Stryker sonrió a Tina:
-Sin embargo, ya ves, por muy buen carácter que yo tenga, no puedo ni parecerme a estos dos.
Siguieron conversando de temas agradables e intranscendentes durante los siguientes quince minutos, y nada de lo que hablaron se relacionó con Magyck!; Tina era consciente de que trataban de quitarle de la cabeza la representación, y les agradeció mucho sus esfuerzos.
De todos modos, por muy divertida y relajada que fuese aquella conversación, o por mucha cantidad de «Dom Perignon» helado que le sirvieran, nada podía apartarla de la excitación que se formó en la sala cuando se alzó el telón. A medida que los minutos pasaban, la nube de humo de cigarrillos que había por encima de sus cabezas se hacía cada vez más densa. Camareras, camareros y maitres iban y venían, tratando de atender las peticiones de bebidas antes de que el espectáculo comenzara. El rugido de las conversaciones se hizo más intenso a medida que los segundos transcurrían, y el ruido se volvió más frenético, más alegre y salpicado por risas con mayor frecuencia.
De alguna forma, aunque parte de su atención se viera atraída por el estado de ánimo de la multitud, y por Helen y Charlie, Tina era consciente, sobre todo, de la reacción que Elliot Stryker había experimentado ante ella. No hizo una gran demostración de hallarse interesado por ella más de lo normal; pero, en sus ojos, se evidenciaba la atracción que Tina había despertado en él. Debajo de aquel exterior cordial, ingenioso, y algo frío, su respuesta secreta era la de un saludable animal macho, y la conciencia que ella tenía al respecto era más instintiva que intelectual, como la respuesta de una yegua a los primeros y leves movimientos de deseo de un semental.

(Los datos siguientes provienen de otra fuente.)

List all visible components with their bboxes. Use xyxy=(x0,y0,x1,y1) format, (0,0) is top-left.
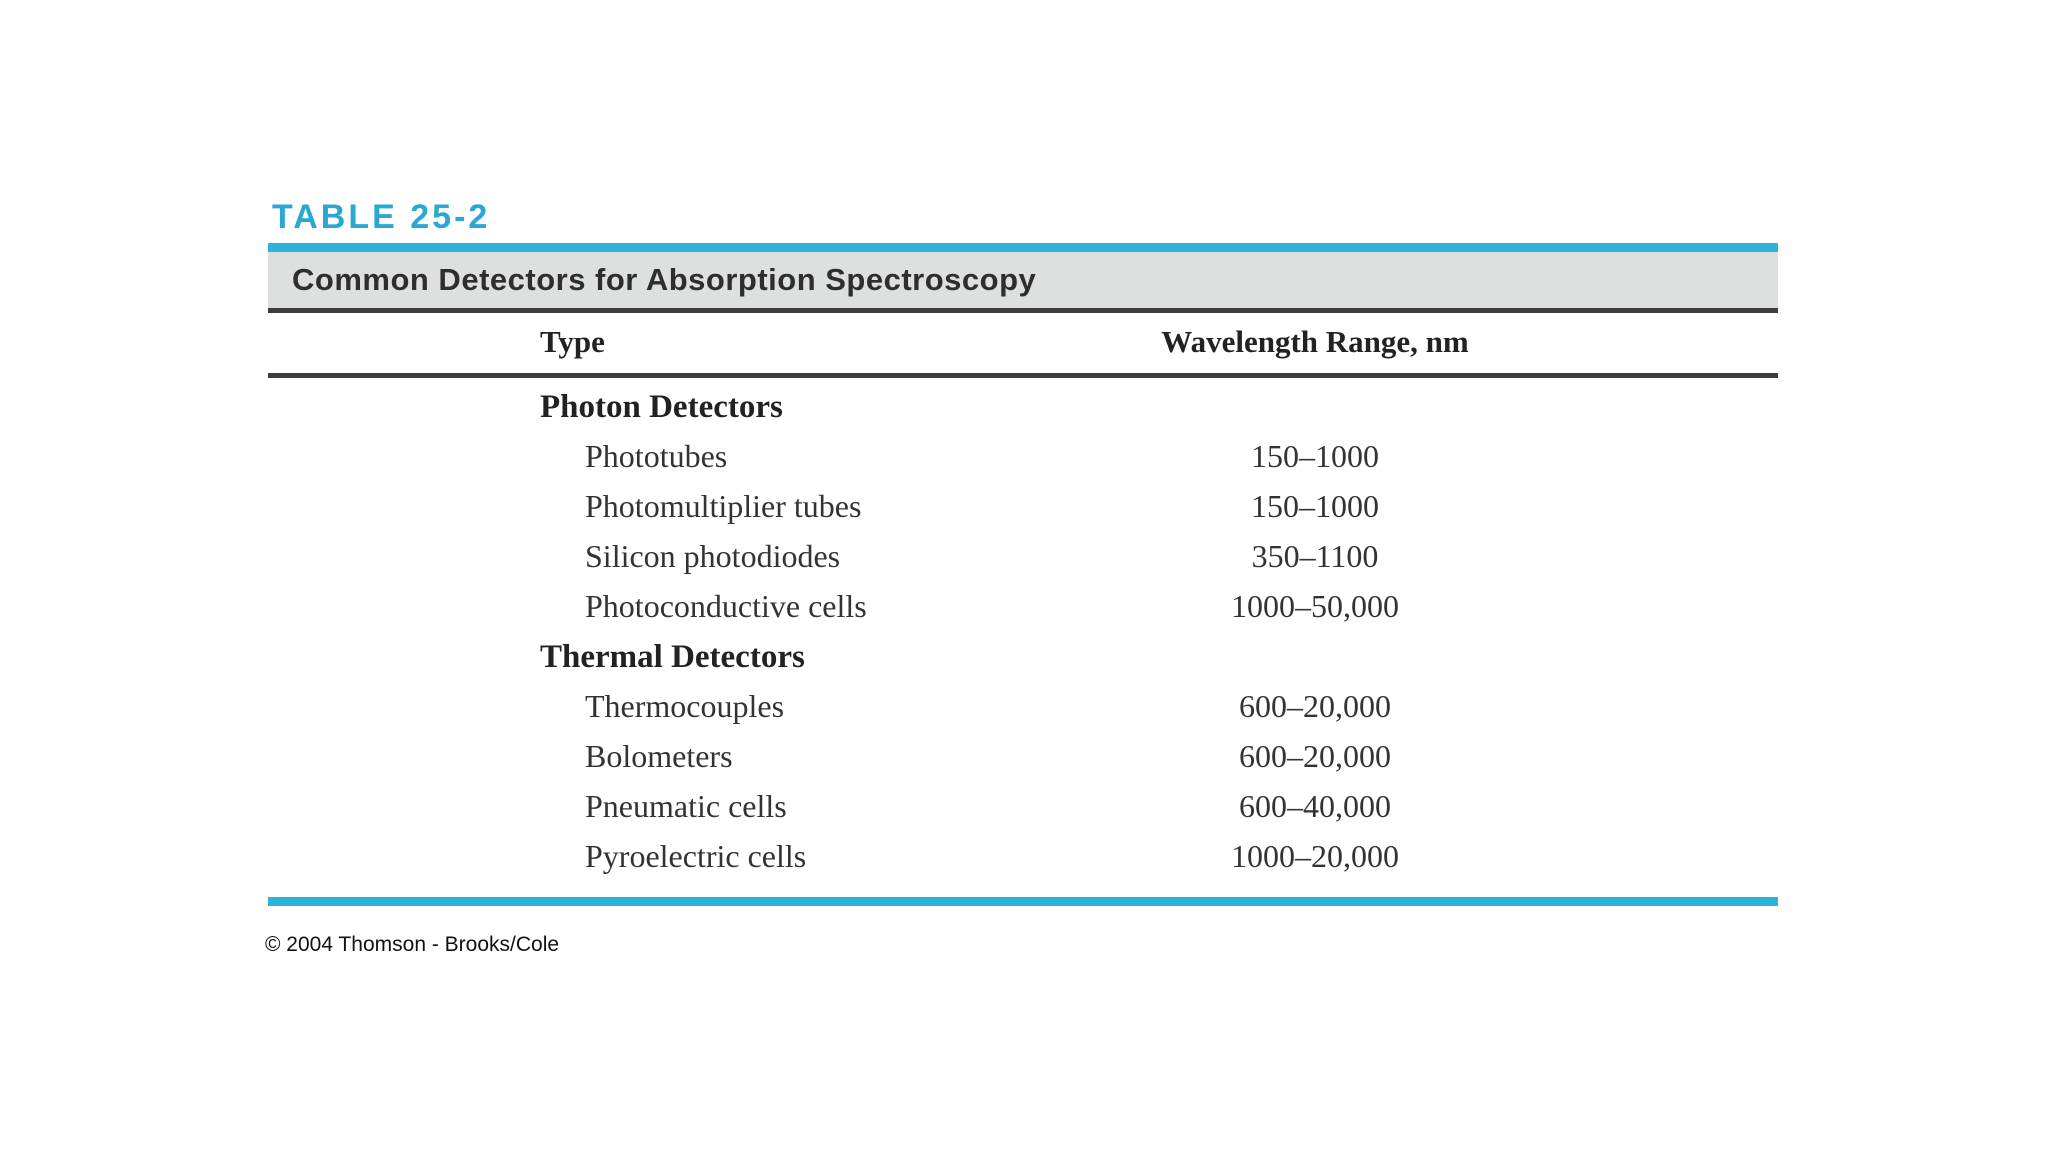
column-header-type: Type xyxy=(540,324,605,359)
column-header-row: Type Wavelength Range, nm xyxy=(268,313,1778,378)
cell-type: Photomultiplier tubes xyxy=(585,488,862,524)
cell-wavelength-range: 600–40,000 xyxy=(1239,788,1391,824)
table-row-bolometers: Bolometers 600–20,000 xyxy=(268,731,1778,781)
cell-type: Thermal Detectors xyxy=(540,639,805,675)
table-caption: Common Detectors for Absorption Spectros… xyxy=(292,262,1037,297)
cell-type: Bolometers xyxy=(585,738,733,774)
table-row-pyroelectric-cells: Pyroelectric cells 1000–20,000 xyxy=(268,831,1778,881)
cell-wavelength-range: 600–20,000 xyxy=(1239,738,1391,774)
cell-wavelength-range: 150–1000 xyxy=(1251,488,1379,524)
table-row-thermal-detectors: Thermal Detectors xyxy=(268,631,1778,681)
cell-type: Photoconductive cells xyxy=(585,588,867,624)
top-accent-rule xyxy=(268,243,1778,252)
table-caption-bar: Common Detectors for Absorption Spectros… xyxy=(268,252,1778,313)
cell-type: Phototubes xyxy=(585,438,728,474)
column-header-wavelength-range: Wavelength Range, nm xyxy=(1161,324,1469,359)
table-row-photomultiplier-tubes: Photomultiplier tubes 150–1000 xyxy=(268,481,1778,531)
table-number-label: TABLE 25-2 xyxy=(272,198,491,236)
table-row-photon-detectors: Photon Detectors xyxy=(268,381,1778,431)
table-row-pneumatic-cells: Pneumatic cells 600–40,000 xyxy=(268,781,1778,831)
cell-type: Silicon photodiodes xyxy=(585,538,841,574)
table-row-silicon-photodiodes: Silicon photodiodes 350–1100 xyxy=(268,531,1778,581)
cell-type: Thermocouples xyxy=(585,688,785,724)
copyright-notice: © 2004 Thomson - Brooks/Cole xyxy=(265,933,560,956)
table-row-phototubes: Phototubes 150–1000 xyxy=(268,431,1778,481)
table-25-2: TABLE 25-2 Common Detectors for Absorpti… xyxy=(268,0,1778,1152)
bottom-accent-rule xyxy=(268,897,1778,906)
cell-wavelength-range: 1000–20,000 xyxy=(1231,838,1399,874)
cell-type: Pyroelectric cells xyxy=(585,838,807,874)
cell-wavelength-range: 1000–50,000 xyxy=(1231,588,1399,624)
cell-type: Photon Detectors xyxy=(540,389,783,425)
cell-wavelength-range: 150–1000 xyxy=(1251,438,1379,474)
table-row-photoconductive-cells: Photoconductive cells 1000–50,000 xyxy=(268,581,1778,631)
cell-wavelength-range: 600–20,000 xyxy=(1239,688,1391,724)
table-body: Photon Detectors Phototubes 150–1000 Pho… xyxy=(268,381,1778,881)
cell-type: Pneumatic cells xyxy=(585,788,787,824)
cell-wavelength-range: 350–1100 xyxy=(1251,538,1379,574)
table-row-thermocouples: Thermocouples 600–20,000 xyxy=(268,681,1778,731)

Hacía año y medio, tal vez dos años, que un hombre no la miraba de esa manera. O, quizá, sólo se trataba de que aquélla era la primera vez en todos aquellos meses en que había sido consciente de ser mirada así. Las peleas con Michael, el hacer frente al choque de la separación y del divorcio, el dolor por Danny, si todo aquello se ponía junto a lo de Joel Baldiri y el espectáculo..., todas aquellas cosas habían llenado sus días y sus noches de una forma tan plena, que no había tenido la menor posibilidad de pensar en un romance.
Había sentido que respondía al inexpresado anhelo de los ahumados ojos de Elliot y, de repente, se sintió excitada y cálida, entonces pensó: «¡Dios mío, cómo me estaba dejando marchitar! ¿Cómo he podido olvidarme de eso?»

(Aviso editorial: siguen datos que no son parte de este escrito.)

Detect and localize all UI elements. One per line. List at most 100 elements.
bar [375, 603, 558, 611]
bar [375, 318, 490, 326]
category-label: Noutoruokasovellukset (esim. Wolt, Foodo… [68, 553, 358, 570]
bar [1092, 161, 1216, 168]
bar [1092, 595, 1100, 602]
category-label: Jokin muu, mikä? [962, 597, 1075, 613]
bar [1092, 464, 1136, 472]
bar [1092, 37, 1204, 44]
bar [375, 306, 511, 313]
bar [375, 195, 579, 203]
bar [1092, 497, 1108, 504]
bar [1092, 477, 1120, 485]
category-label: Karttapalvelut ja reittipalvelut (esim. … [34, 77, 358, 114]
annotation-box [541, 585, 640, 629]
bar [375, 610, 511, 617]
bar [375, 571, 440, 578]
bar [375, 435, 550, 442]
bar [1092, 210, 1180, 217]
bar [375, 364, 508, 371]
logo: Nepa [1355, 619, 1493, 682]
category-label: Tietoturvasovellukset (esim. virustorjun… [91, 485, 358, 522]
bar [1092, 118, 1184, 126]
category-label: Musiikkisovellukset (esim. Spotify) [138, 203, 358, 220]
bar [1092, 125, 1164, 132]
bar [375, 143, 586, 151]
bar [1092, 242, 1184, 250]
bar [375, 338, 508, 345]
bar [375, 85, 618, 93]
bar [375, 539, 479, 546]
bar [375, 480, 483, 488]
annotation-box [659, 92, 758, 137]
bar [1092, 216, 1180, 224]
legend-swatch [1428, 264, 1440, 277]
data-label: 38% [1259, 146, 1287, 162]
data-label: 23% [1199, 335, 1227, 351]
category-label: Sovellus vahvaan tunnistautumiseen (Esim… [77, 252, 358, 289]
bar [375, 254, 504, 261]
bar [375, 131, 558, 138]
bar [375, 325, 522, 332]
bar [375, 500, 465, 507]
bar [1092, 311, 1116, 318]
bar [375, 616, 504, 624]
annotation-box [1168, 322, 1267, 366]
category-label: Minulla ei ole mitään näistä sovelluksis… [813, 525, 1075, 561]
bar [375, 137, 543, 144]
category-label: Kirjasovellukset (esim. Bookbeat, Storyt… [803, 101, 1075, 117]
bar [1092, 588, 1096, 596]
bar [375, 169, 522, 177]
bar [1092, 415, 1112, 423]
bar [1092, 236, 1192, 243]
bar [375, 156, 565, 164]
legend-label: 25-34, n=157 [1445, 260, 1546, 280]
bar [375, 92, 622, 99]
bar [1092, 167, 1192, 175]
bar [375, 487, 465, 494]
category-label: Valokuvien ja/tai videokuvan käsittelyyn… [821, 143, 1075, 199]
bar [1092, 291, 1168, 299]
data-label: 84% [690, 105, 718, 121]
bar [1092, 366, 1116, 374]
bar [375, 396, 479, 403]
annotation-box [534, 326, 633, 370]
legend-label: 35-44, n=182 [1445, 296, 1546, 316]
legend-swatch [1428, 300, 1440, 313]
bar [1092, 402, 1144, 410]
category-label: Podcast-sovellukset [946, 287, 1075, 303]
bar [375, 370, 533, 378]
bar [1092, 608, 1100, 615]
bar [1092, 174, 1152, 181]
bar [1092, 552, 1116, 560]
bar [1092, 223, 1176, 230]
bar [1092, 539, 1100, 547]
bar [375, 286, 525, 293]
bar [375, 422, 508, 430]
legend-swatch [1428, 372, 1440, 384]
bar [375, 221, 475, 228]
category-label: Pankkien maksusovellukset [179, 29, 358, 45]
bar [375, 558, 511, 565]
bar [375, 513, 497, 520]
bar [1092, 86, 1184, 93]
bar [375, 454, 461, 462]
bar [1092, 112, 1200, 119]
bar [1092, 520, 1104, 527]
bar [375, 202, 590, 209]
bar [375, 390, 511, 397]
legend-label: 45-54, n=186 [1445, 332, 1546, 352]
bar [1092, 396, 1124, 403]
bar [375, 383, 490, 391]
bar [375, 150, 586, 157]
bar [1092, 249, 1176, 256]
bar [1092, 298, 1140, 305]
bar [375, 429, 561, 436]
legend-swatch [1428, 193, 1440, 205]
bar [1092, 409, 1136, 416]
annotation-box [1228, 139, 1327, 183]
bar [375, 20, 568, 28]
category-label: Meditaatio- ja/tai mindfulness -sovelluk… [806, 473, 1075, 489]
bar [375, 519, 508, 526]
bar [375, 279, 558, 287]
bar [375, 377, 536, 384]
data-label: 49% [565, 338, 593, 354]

Ahora que ya había pasado más de un año doliéndose por su roto matrimonio y por la pérdida de su hijo; ahora que Magyck! era casi pasado ya, tendría tiempo de volver a ser de nuevo una mujer. Ella se buscaría el tiempo. ¿Tiempo para Elliot Stryker? No estaba segura de eso. Tampoco necesitaba salir a la carrera en busca de placeres olvidados. No tenía que brincar ante el primer hombre que la deseara. Seguramente, aquello no sería la cosa más inteligente que cupiese hacer. Por otra parte, él era bastante atractivo. Y su rostro reflejaba una atractiva gentileza. Tuvo que admitir que había encendido en ella los mismos sentimientos que, en apariencia, ella había hecho arder en él.
Aquella velada empezaba a prometer que sería mucho más interesante de cuanto había esperado.